Uma pessoa, depois de nascer, não pode deixar de existir. Apenas pode morrer. O que é tão ou mais doloroso que viver.

E doloroso independentemente da alegria, felicidade, tristeza ou miséria que a vida de alguém tenha.

O único caminho que resta é Aceitar. Render-mo-nos à vida. Fazer paz connosco. Perdoar o mundo. Amar o que nos rodeia. E sentir o amor que irradia das coisas simples que ainda são verdadeiramente autênticas.

E, ocasionalmente, sentir uns flashes de lucidez. Ver a Verdade. Ouvir a Consciência de tudo. Ser livre. Livre de alma.

Simplesmente Ser.





18.01.2010 

quinta-feira, 1 de setembro de 2011

Preciso o que não é preciso

Eu sei que não deveria sentir nenhum tipo de carência ou frustração pela ausência da satisfação das minhas necessidades emocionais. Eu sei que, após tanto crescimento espiritual, emocional e cognitivo, a consciência inteligente deveria ser a bússula da minha direcção - e não a busca irracional de um desejo subconsciente de ver satisfeitas todas as minhas exigências reais e subliminares, verbalizadas ou subentendidas, imediatas ou futuras. Como se se esta satisfação estivesse situada num pólo exterior a mim; como se a sede pudesse ser saciada através de uma fonte que jorra uma poção composta pelo produto matemático perfeito entre a imoderada dependência e o estável comprometimento.

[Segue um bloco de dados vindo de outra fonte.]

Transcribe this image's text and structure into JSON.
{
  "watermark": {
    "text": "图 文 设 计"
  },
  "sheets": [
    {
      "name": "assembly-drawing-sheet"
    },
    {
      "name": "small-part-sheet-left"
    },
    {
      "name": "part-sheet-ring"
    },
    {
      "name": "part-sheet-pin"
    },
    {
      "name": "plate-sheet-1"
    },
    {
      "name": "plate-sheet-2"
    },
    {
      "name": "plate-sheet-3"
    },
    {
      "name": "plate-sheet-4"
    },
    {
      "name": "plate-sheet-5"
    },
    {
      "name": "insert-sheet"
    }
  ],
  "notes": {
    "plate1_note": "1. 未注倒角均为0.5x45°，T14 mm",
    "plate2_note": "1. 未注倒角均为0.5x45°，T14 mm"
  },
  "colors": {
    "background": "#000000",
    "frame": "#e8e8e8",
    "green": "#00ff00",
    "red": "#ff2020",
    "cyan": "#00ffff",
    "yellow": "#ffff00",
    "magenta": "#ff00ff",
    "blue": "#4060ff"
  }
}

Eu bem aprendi, por conhecimentos divulgados e inspirações de verdade assimiladas, que este sentimento de bem-estar emocional é da nossa íntima e inteira responsabilidade, tem origem em algo simultaneamente interno e transcendente, e a sua magnanimidade é mais do que tudo o que alguém nos possa dar ou algo nos possa proporcionar.

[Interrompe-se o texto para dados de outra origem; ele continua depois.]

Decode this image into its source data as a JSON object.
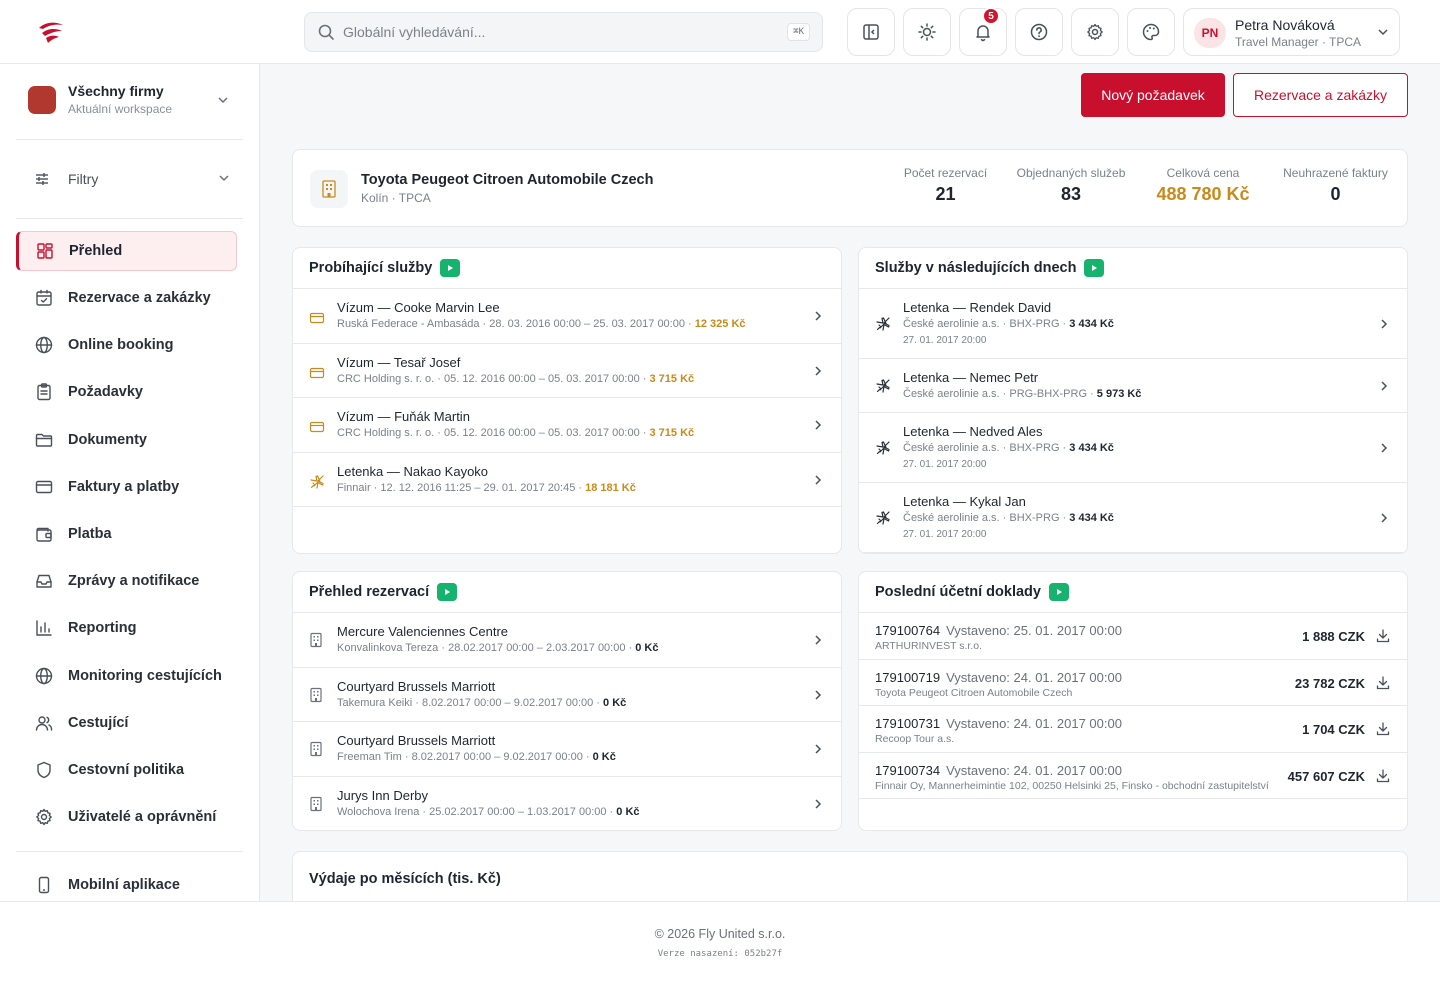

Então, se isto é o que eu sei - que a minha razão arrumou já numa das prateleiras principais da minha biblioteca cerebral, que o meu espírito corrobora através do conhecimento iluminado daquilo que sinto como sendo a verdade - porque é que as minhas acções e pensamentos imediatos são guiados pela réstia de id freudiano e indivíduo médio que existe em mim? Será esta uma necessidade irracional de dramatização e de eterna insatisfação que é fomentada pelas personagens de telenovela, enredos de filmes teen românticos e elevação mediática em talkshows de casos de vidas subvertidas? Ou será que, no fundo, nunca nos conseguiremos libertar deste lado da natureza humana, que apesar de crescer em inteligência e espírito, será sempre também uma parte animal selvagem cuja índole grita pela sobreviência e necessidade de dependência emocional como ferramentas neolíticas de defesa contra o medo último do homem - a morte?

O que é sei é que enquanto as minhas acções não acompanharem o que sei, não saberei verdadeiramente.